Grassblades are there, and flowers, and now and then
A mother-bird doth cheer her callow young
With chirping strain; while the low winds that sweep
The shivering harp-strings of yon ancient pines
Make sullen undulation.
                                          Still thou say'st
The silent dead are teachers.
                                                 Stretch your hands,
And on our tablets write one pencil-trace,
That we may hoard it in our heart of hearts.
All motionless! All passionless! All mute!
O silence! twin with wisdom! I would press
My lip upon yon cradled infant's grave,
And drink the murmur of its smitten bloom.
A mother's young pride in her beautiful,
Her darling ministries from eve to morn,

Laid low! Laid low! How slight the aspen stem
Round which her heart's joys twined. Yet all are frail,
All like the crisp stalk in the reaper's path.

—Read I thy lesson right, my little one?
See, by thy side, the strong man sleepeth well.
The tall, proud man, who tower'd, like Israel's king,
With head above the people. Yet his wail,
Was it not weak as thine when death launch'd home
The fatal dart? Humility befits
The born of earth, the crush'd before the moth;
And the deep teaching of such lowly creed
Best cometh from the dead.
                                               Ah! let me kneel
Here on this mound, where sleeps my early friend,
And wait her words in lowliness of soul.
Thou speak'st not to me! thou whose silver tone
Did lead the way, in all our sweet discourse,
When, lost in lonely haunts, we wander'd long,
Shunning the crowd. Twin-soul thou wert with mine.
Yet still I think I loved thee not enough
When thou wert with me.
                                          Thy clear, welcome voice,
Thy soft caress at meeting, it would seem
That sometimes clouds around my spirit hung,
Checking the fond response. Beloved one,
Was it not so? And there were tender words
I might have said to thee, and said them not.
And there were higher flights of glorious thought,
And nobler trophies on life's rugged steep,
To which I might have urged thee. Was it so?
Make answer from thy pillow. Blind and weak!

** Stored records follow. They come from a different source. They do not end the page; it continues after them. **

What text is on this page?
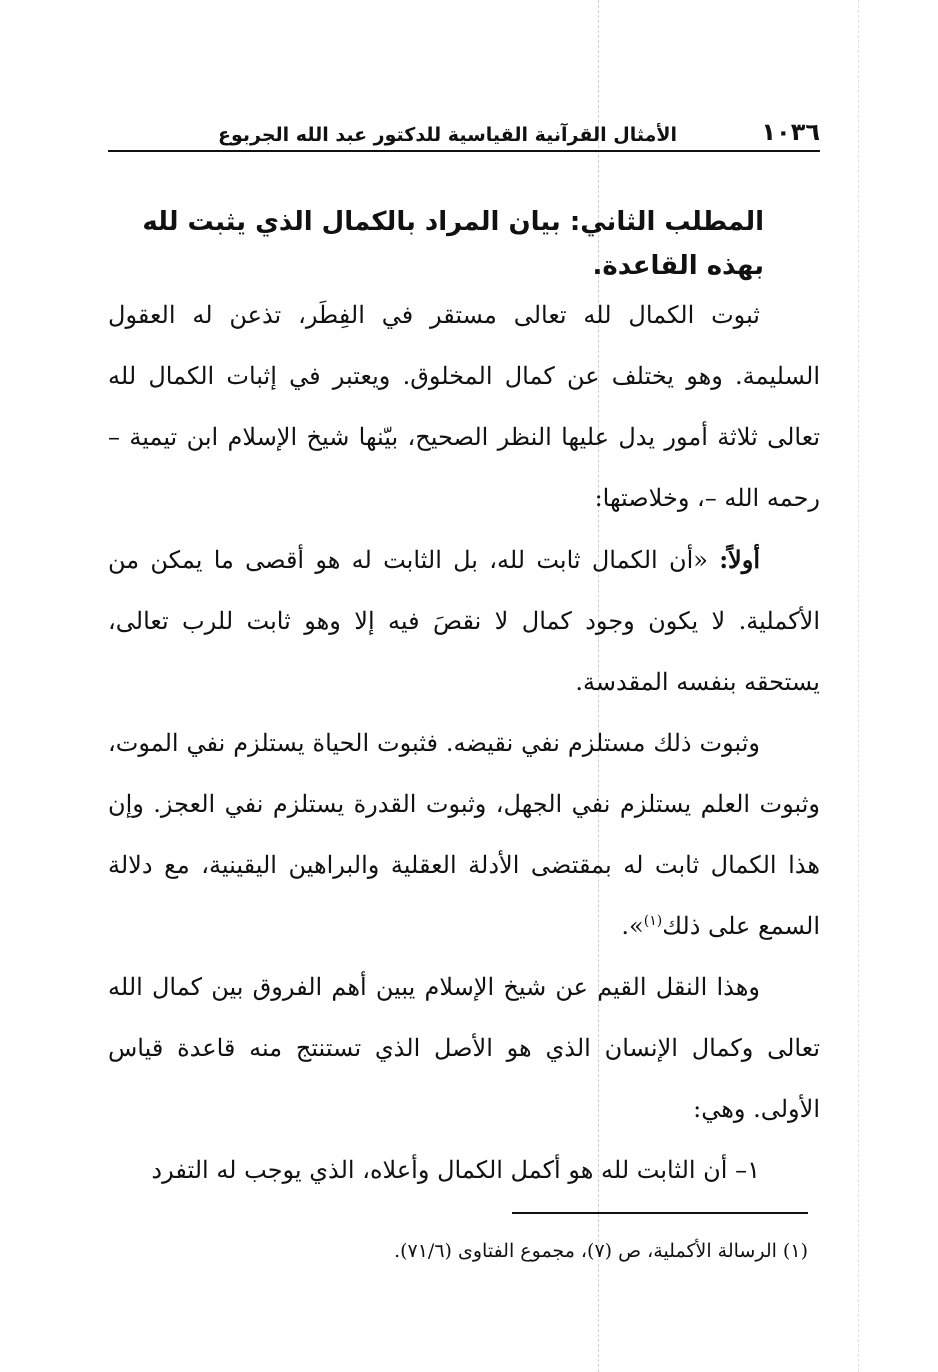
١٠٣٦
الأمثال القرآنية القياسية للدكتور عبد الله الجربوع
المطلب الثاني: بيان المراد بالكمال الذي يثبت لله بهذه القاعدة.

ثبوت الكمال لله تعالى مستقر في الفِطَر، تذعن له العقول السليمة. وهو يختلف عن كمال المخلوق. ويعتبر في إثبات الكمال لله تعالى ثلاثة أمور يدل عليها النظر الصحيح، بيّنها شيخ الإسلام ابن تيمية – رحمه الله –، وخلاصتها:

أولاً: «أن الكمال ثابت لله، بل الثابت له هو أقصى ما يمكن من الأكملية. لا يكون وجود كمال لا نقصَ فيه إلا وهو ثابت للرب تعالى، يستحقه بنفسه المقدسة.

وثبوت ذلك مستلزم نفي نقيضه. فثبوت الحياة يستلزم نفي الموت، وثبوت العلم يستلزم نفي الجهل، وثبوت القدرة يستلزم نفي العجز. وإن هذا الكمال ثابت له بمقتضى الأدلة العقلية والبراهين اليقينية، مع دلالة السمع على ذلك$^{(١)}$».

وهذا النقل القيم عن شيخ الإسلام يبين أهم الفروق بين كمال الله تعالى وكمال الإنسان الذي هو الأصل الذي تستنتج منه قاعدة قياس الأولى. وهي:

١– أن الثابت لله هو أكمل الكمال وأعلاه، الذي يوجب له التفرد

(١) الرسالة الأكملية، ص (٧)، مجموع الفتاوى (٧١/٦).
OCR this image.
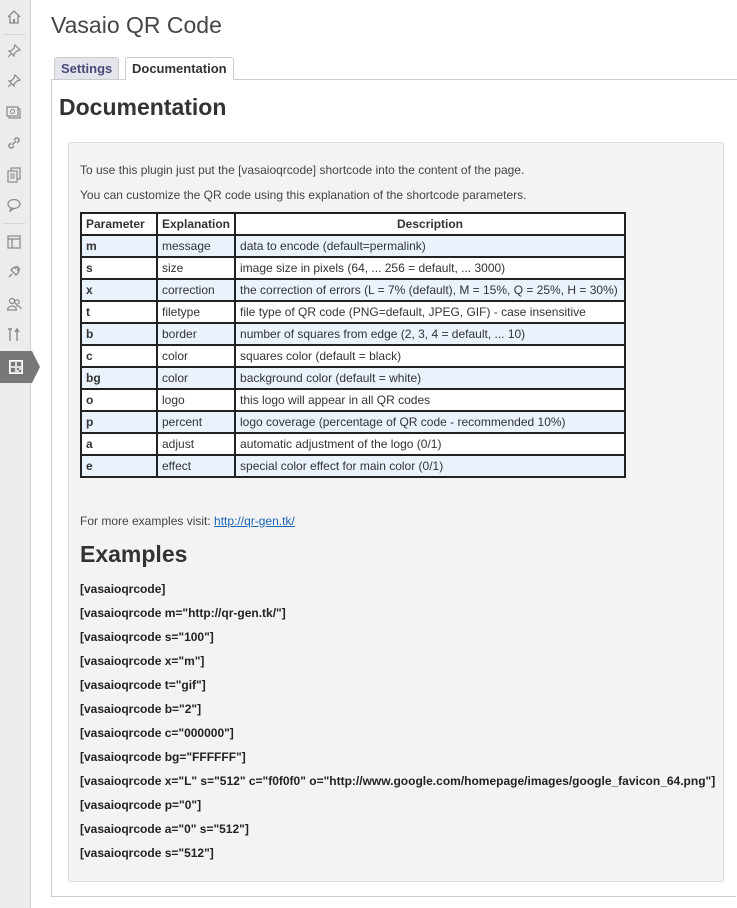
Vasaio QR Code
Settings	Documentation
Documentation

To use this plugin just put the [vasaioqrcode] shortcode into the content of the page.

You can customize the QR code using this explanation of the shortcode parameters.

Parameter	Explanation	Description
m	message	data to encode (default=permalink)
s	size	image size in pixels (64, ... 256 = default, ... 3000)
x	correction	the correction of errors (L = 7% (default), M = 15%, Q = 25%, H = 30%)
t	filetype	file type of QR code (PNG=default, JPEG, GIF) - case insensitive
b	border	number of squares from edge (2, 3, 4 = default, ... 10)
c	color	squares color (default = black)
bg	color	background color (default = white)
o	logo	this logo will appear in all QR codes
p	percent	logo coverage (percentage of QR code - recommended 10%)
a	adjust	automatic adjustment of the logo (0/1)
e	effect	special color effect for main color (0/1)

For more examples visit: http://qr-gen.tk/

Examples
[vasaioqrcode]
[vasaioqrcode m="http://qr-gen.tk/"]
[vasaioqrcode s="100"]
[vasaioqrcode x="m"]
[vasaioqrcode t="gif"]
[vasaioqrcode b="2"]
[vasaioqrcode c="000000"]
[vasaioqrcode bg="FFFFFF"]
[vasaioqrcode x="L" s="512" c="f0f0f0" o="http://www.google.com/homepage/images/google_favicon_64.png"]
[vasaioqrcode p="0"]
[vasaioqrcode a="0" s="512"]
[vasaioqrcode s="512"]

I thought to have thee ever by my side.
And so the hours swept by, till thou didst spread
A sudden wing, and prove thine angel-birth.

O, by the keen regret of those lost hours,
Pure spirit! teach me with firm grasp to seize
The passing moment, not with duty's deed,
Or the defrauded sympathies of love,
To load the uncertain future; but with prayer
Propitiate Him who metes our fleeting days,
And teacheth wisdom from the voiceless tomb.